Berkeley Lab’s Physics Division hosted its seventeenth QuarkNet Physics in and Through Cosmology Workshop on June 20-30, 2023 aimed at an audience of high school students and teachers. This year’s virtual 2-week workshop featured a broad overview of cutting-edge research in particle physics and cosmology with live presentations and discussions with Berkeley Lab scientists. Participants included six local high school physics teachers and 49 students from throughout the Bay Area and around the globe, who met each weekday for 3 hours. Most sessions began with the organizers proposing a question to prompt participants’ thoughts and ideas about that day’s topic.

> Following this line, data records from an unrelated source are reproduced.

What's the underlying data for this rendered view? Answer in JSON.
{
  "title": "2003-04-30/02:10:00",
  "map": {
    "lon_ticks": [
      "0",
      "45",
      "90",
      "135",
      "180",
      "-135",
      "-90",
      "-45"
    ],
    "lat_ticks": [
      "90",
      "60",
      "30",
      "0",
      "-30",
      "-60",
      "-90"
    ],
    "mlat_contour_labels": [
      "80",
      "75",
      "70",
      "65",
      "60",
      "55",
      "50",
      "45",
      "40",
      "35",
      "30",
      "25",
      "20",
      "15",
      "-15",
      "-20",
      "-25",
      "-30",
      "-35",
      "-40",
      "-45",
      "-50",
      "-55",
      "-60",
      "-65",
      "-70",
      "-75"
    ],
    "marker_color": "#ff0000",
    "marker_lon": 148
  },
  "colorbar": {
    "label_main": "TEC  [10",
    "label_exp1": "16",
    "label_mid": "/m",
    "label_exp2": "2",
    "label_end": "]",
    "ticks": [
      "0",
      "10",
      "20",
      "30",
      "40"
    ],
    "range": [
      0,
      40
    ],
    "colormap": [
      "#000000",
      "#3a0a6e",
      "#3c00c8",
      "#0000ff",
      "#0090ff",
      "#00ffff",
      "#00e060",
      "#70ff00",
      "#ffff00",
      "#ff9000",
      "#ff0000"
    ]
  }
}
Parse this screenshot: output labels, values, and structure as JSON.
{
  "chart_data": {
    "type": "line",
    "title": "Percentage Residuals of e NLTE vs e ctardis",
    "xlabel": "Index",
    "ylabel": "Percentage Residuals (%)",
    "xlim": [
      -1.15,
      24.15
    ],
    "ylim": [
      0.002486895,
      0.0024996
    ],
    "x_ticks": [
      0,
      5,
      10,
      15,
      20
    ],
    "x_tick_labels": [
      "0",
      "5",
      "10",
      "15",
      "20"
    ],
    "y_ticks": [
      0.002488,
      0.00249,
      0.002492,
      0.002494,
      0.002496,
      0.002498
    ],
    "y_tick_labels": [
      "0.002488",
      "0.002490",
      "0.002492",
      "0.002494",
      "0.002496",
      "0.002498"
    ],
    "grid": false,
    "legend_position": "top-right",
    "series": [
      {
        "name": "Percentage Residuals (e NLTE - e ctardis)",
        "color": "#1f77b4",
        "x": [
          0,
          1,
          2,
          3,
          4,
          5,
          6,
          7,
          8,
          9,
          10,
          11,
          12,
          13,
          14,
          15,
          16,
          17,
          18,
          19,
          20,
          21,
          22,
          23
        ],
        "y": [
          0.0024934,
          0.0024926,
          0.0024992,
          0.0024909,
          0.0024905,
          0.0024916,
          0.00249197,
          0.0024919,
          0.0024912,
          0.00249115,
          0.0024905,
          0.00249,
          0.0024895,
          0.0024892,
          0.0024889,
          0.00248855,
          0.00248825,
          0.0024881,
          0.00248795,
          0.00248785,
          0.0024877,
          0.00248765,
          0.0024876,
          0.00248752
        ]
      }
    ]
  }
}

Each day featured a Berkeley Lab scientist guest speaker, and presentation topics this year included dark matter and the LZ Dark Matter Experiment, dark energy and the Dark Energy Spectroscopic Instrument (DESI), particle physics research at the LHC’s ATLAS Experiment, machine learning for physics, pixel detectors, cosmic rays, as well as Berkeley Lab’s work on LuSee-Night, a new experiment that is being set up on the far side of the moon to probe cosmological signals from the early universe.

Concluding each session were various group activities including tutorials on physics topics such as Z mass measurement, the search for the Higgs in LHC data, and how cosmic ray detectors work. Students also formed small workgroups to interview lab scientists and delve deeper into their chosen research area, and they presented their work to the group. The workshop culminated with a round table Q&A session led by Eric Linder from UC Berkeley and Berkeley Lab.

Co-organizer Laurie Kerrigan, a physics teacher at San Francisco’s Lick-Wilmerding High School and one of this workshop’s original designers, has been a co-organizer since the workshop was launched in 2006. One of her priorities has been to make sure, as she put it, that “the workshop’s format enhances engagement between scientists and participants, with active discussion sessions that help the students have an immersive experience.” Tony Spadafora, Physics Division Deputy, has also co-organized the workshop since the early 2000’s, and he noted that “the program is also rewarding for lab scientists, who have an opportunity to share their unbounded enthusiasm for their research with bright and inquisitive high school students who ask amazing questions.”

Special guest speakers this year included Nao SuzukiVetri VelanBoryana HadzhiyskaMiha MuskinjaMariel Pettee, Maria Mironova, Kaja Rotermund, Joe Silber, and Nobel Laureate Saul Perlmutter. The workshop is supported in part by QuarkNet, with no cost to teachers or students.